La dame en manteau de fourrures
Teri Nour
Elle était assise là, dans ce café situé quelque part en Europe de l'Est. Elle avait des bagues à chaque doigt, d'innombrables bracelets de perles et des colliers. Son manteau de fourrure était posé négligemment sur ses épaules, son corps tout entier appuyé sur son coude droit. Elle était l'image même d'une bourgeoise oisive et insouciante. Portant quelque chose dans l'intensité de son regard et la force qu'elle mettait à serrer sa mâchoire masquait une toute autre vérité.

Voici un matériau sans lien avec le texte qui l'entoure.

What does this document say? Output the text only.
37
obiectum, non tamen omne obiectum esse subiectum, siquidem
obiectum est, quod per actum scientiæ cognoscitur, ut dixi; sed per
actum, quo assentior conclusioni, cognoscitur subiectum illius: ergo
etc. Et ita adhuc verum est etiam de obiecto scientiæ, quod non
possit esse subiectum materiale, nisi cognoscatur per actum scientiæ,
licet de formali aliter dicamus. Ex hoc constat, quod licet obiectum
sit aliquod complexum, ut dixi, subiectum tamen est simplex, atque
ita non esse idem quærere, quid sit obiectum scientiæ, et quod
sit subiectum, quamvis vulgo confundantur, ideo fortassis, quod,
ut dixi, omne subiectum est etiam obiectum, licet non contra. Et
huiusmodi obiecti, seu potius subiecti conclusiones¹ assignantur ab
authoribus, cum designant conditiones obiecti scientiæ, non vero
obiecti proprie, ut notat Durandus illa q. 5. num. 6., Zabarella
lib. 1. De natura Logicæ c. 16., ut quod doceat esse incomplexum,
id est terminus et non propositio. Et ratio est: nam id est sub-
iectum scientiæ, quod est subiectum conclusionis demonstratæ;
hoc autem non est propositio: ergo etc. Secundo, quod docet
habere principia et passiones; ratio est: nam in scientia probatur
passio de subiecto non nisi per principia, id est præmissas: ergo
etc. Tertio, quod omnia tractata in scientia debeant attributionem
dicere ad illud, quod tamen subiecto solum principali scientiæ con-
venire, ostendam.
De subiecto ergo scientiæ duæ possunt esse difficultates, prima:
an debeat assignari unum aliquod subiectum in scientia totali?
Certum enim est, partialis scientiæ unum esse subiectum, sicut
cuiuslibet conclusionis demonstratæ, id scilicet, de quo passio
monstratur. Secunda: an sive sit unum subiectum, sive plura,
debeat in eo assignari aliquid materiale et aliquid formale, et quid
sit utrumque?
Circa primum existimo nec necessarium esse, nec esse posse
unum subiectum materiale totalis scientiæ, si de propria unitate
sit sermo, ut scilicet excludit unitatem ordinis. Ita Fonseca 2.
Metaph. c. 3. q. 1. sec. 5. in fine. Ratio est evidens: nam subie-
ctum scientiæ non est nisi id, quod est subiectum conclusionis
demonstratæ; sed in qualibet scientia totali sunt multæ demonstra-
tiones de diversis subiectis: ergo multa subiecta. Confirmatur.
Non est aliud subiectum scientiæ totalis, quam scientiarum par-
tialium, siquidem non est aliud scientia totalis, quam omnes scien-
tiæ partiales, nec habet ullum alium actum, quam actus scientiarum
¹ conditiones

Elle avait été poétesse autrefois dans sa jeunesse. Puis elle s'était engagée dans les forces de libération de son pays. Elle avait prit les armes comme elle l'avait fait avec la plume, pour défendre sa vie, les opprimés et la liberté.
Elle se tenait là, dans ce café perdu d'Europe de l'Est, là où son compagnon d'armes, son compagnon de vie, était tombé sous les balles. Si elle regardait avec autant d'intensité en direction de la porte c'est que, même après toutes ces années, elle espérait encore le voir entrer et venir s'asseoir à sa table. Il sortirait alors deux billets de train pour Paris. Ce voyage qu'ils avaient prévu de faire sitôt la guerre terminée. Cette autre vie qu'ils auraient pu avoir là-bas, elle écrivant, lui publiant.
Cette autre vie, je la devinais derrière le papier glacé de la photo que j'avais prise ce jour-là. Ce jour où elle m'avait conté son histoire.